When I created the Curmie II Award last year, I said it was still OK to talk about the previous year until the college football season was over. Well, the national championship game hasn’t happened yet, so here we go with the second annual installment. The Curmie II, you may recall, Gentle Reader, goes to a politician for “statements so absurd on their face that we wonder how the speaker is capable of dressing himself, let alone holding public office.” The inaugural award went to Representative Mike Rogers for his immortal line, “You can’t have your privacy violated if you don't know your privacy is violated.”
This year’s winner is former President and still politician George W. Bush, for this gem: “I think you have to earn your way into politics. I don’t think that anything is ever given to you.” Uh huh. Thus spake the son of a President and grandson of a Senator. No one ever accused W of being smart, but this really surpasses credulity. He couldn’t possibly believe that nonsense, could he?
Of course, there are those who really do make it on their own merits, however dubious those merits may be. Barack Obama is one; Ronald Reagan was another. But spare me from anyone named Bush, Rockefeller, or Kennedy, from Hillary Clinton and Rand Paul and Mitt Romney and Al Gore and Evan Bayh and all the others who got a foot in the door to politics because Daddy or Uncle Joe or Hubby or whoever was sufficiently powerful to be pandered to.
What is particularly disturbing about President Bush’s comment is that it was essentially unprompted. CBS’s Bob Schieffer didn’t ask about whether Jeb Bush would have an advantage because his father and brother had both been President. He said “Your Mom said there have been enough Bushes running for President. What do you two [the interview was with both W and Laura Bush] think about that?” And to that question, W responded that “sometimes her prognostications haven’t been very accurate” (what???) and then spouted the nonsense quoted above.
Schieffer, being one of the more incompetent journalists ever employed by a network, then changed the subject, as if Bush’s remarks had somehow been something other than jaw-droppingly stupid or transcendently arrogant or outright insane. Laura actually said a couple of intelligent things, they both said they’d do whatever Jeb wanted them to do if he decided to run, Schieffer sucked up a little more, and we were done.
Like his brother, Jeb Bush is white, male, heterosexual, Christian, rich on money he didn’t make… oh, and Daddy and Big Bro were both President. What sentient being would argue that he doesn’t have a huge advantage, all other things being equal?
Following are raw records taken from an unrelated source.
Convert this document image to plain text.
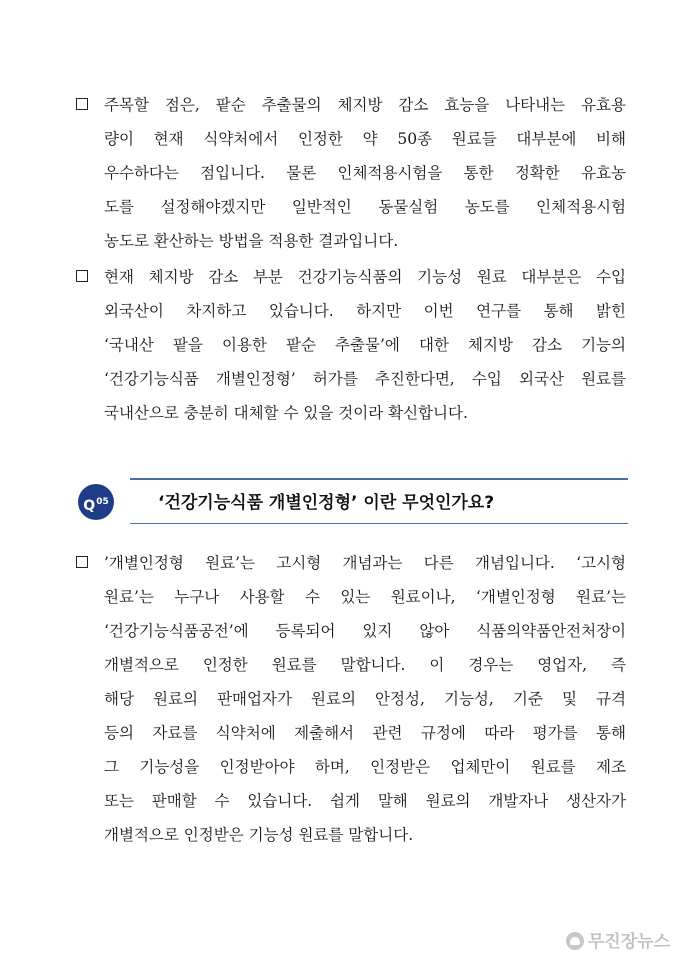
주목할 점은, 팥순 추출물의 체지방 감소 효능을 나타내는 유효용
량이 현재 식약처에서 인정한 약 50종 원료들 대부분에 비해
우수하다는 점입니다. 물론 인체적용시험을 통한 정확한 유효농
도를 설정해야겠지만 일반적인 동물실험 농도를 인체적용시험
농도로 환산하는 방법을 적용한 결과입니다.
현재 체지방 감소 부분 건강기능식품의 기능성 원료 대부분은 수입
외국산이 차지하고 있습니다. 하지만 이번 연구를 통해 밝힌
‘국내산 팥을 이용한 팥순 추출물’에 대한 체지방 감소 기능의
‘건강기능식품 개별인정형’ 허가를 추진한다면, 수입 외국산 원료를
국내산으로 충분히 대체할 수 있을 것이라 확신합니다.
$Q^{05}$	‘건강기능식품 개별인정형’ 이란 무엇인가요?
’개별인정형 원료’는 고시형 개념과는 다른 개념입니다. ‘고시형
원료’는 누구나 사용할 수 있는 원료이나, ‘개별인정형 원료’는
‘건강기능식품공전’에 등록되어 있지 않아 식품의약품안전처장이
개별적으로 인정한 원료를 말합니다. 이 경우는 영업자, 즉
해당 원료의 판매업자가 원료의 안정성, 기능성, 기준 및 규격
등의 자료를 식약처에 제출해서 관련 규정에 따라 평가를 통해
그 기능성을 인정받아야 하며, 인정받은 업체만이 원료를 제조
또는 판매할 수 있습니다. 쉽게 말해 원료의 개발자나 생산자가
개별적으로 인정받은 기능성 원료를 말합니다.
무진장뉴스
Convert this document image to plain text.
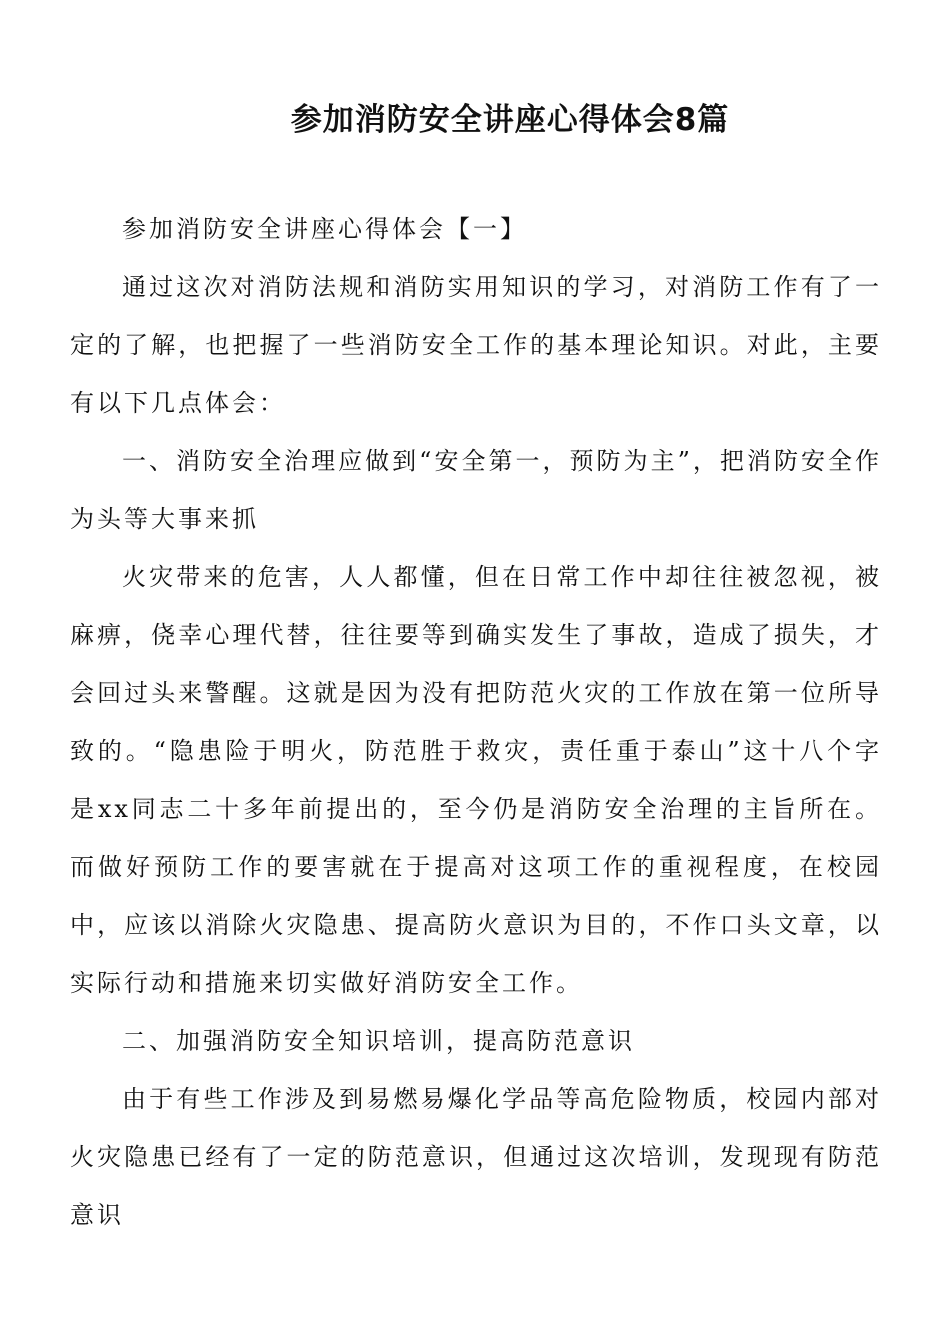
参加消防安全讲座心得体会8篇

参加消防安全讲座心得体会【一】

通过这次对消防法规和消防实用知识的学习，对消防工作有了一定的了解，也把握了一些消防安全工作的基本理论知识。对此，主要有以下几点体会：

一、消防安全治理应做到“安全第一，预防为主”，把消防安全作为头等大事来抓

火灾带来的危害，人人都懂，但在日常工作中却往往被忽视，被麻痹，侥幸心理代替，往往要等到确实发生了事故，造成了损失，才会回过头来警醒。这就是因为没有把防范火灾的工作放在第一位所导致的。“隐患险于明火，防范胜于救灾，责任重于泰山”这十八个字是xx同志二十多年前提出的，至今仍是消防安全治理的主旨所在。而做好预防工作的要害就在于提高对这项工作的重视程度，在校园中，应该以消除火灾隐患、提高防火意识为目的，不作口头文章，以实际行动和措施来切实做好消防安全工作。

二、加强消防安全知识培训，提高防范意识

由于有些工作涉及到易燃易爆化学品等高危险物质，校园内部对火灾隐患已经有了一定的防范意识，但通过这次培训，发现现有防范意识
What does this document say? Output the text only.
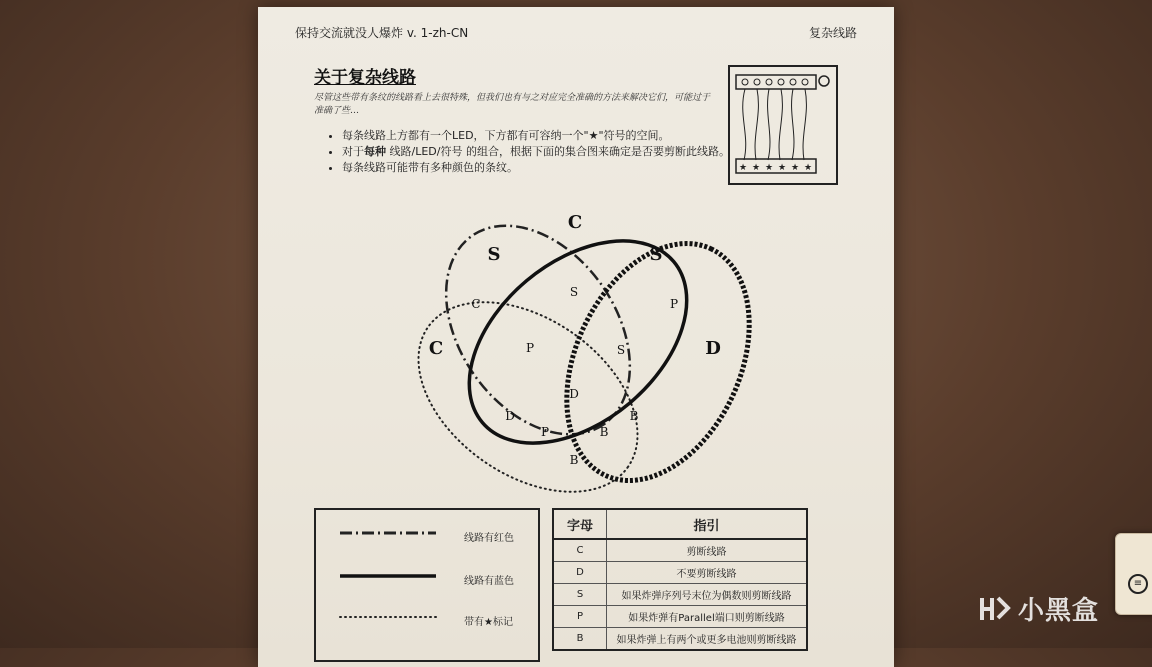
保持交流就没人爆炸 v. 1-zh-CN	复杂线路
关于复杂线路
尽管这些带有条纹的线路看上去很特殊，但我们也有与之对应完全准确的方法来解决它们，可能过于准确了些…
• 每条线路上方都有一个LED，下方都有可容纳一个"★"符号的空间。
• 对于每种 线路/LED/符号 的组合，根据下面的集合图来确定是否要剪断此线路。
• 每条线路可能带有多种颜色的条纹。	★ ★ ★ ★ ★ ★
C
S	S
C	D
C
S
P
P	S
D
D	B
P	B
B
线路有红色
线路有蓝色
带有★标记
字母	指引
C	剪断线路
D	不要剪断线路
S	如果炸弹序列号末位为偶数则剪断线路
P	如果炸弹有Parallel端口则剪断线路
B	如果炸弹上有两个或更多电池则剪断线路
≡
小黑盒
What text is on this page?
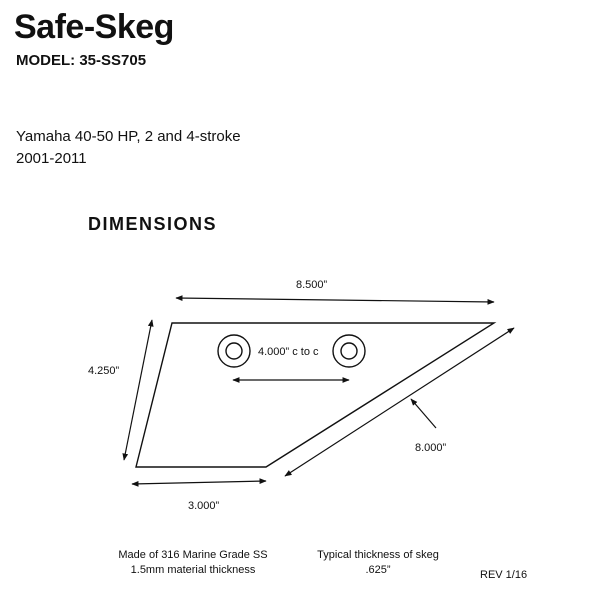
Safe-Skeg
MODEL: 35-SS705
Yamaha 40-50 HP, 2 and 4-stroke
2001-2011
DIMENSIONS
8.500”
4.250”
4.000” c to c
8.000”
3.000”
Made of 316 Marine Grade SS
1.5mm material thickness
Typical thickness of skeg
.625”	REV 1/16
One is reminded of the great line by Jim Hightower about GHWB: “He was born on third base and thought he hit a triple.” [I should note that the line was not original with Hightower, but he was the one who applied it, to great approbation, to George H. W. Bush at the 1988 Democratic Convention.]
The idea that wealth, name recognition, political connections, inside advice on negotiating hardball politics—that being born a Bush, in other words—isn’t a huge advantage… well, that’s a face-meltingly stupid comment, even for W. Indeed, it is enough so that he gets a Curmie II.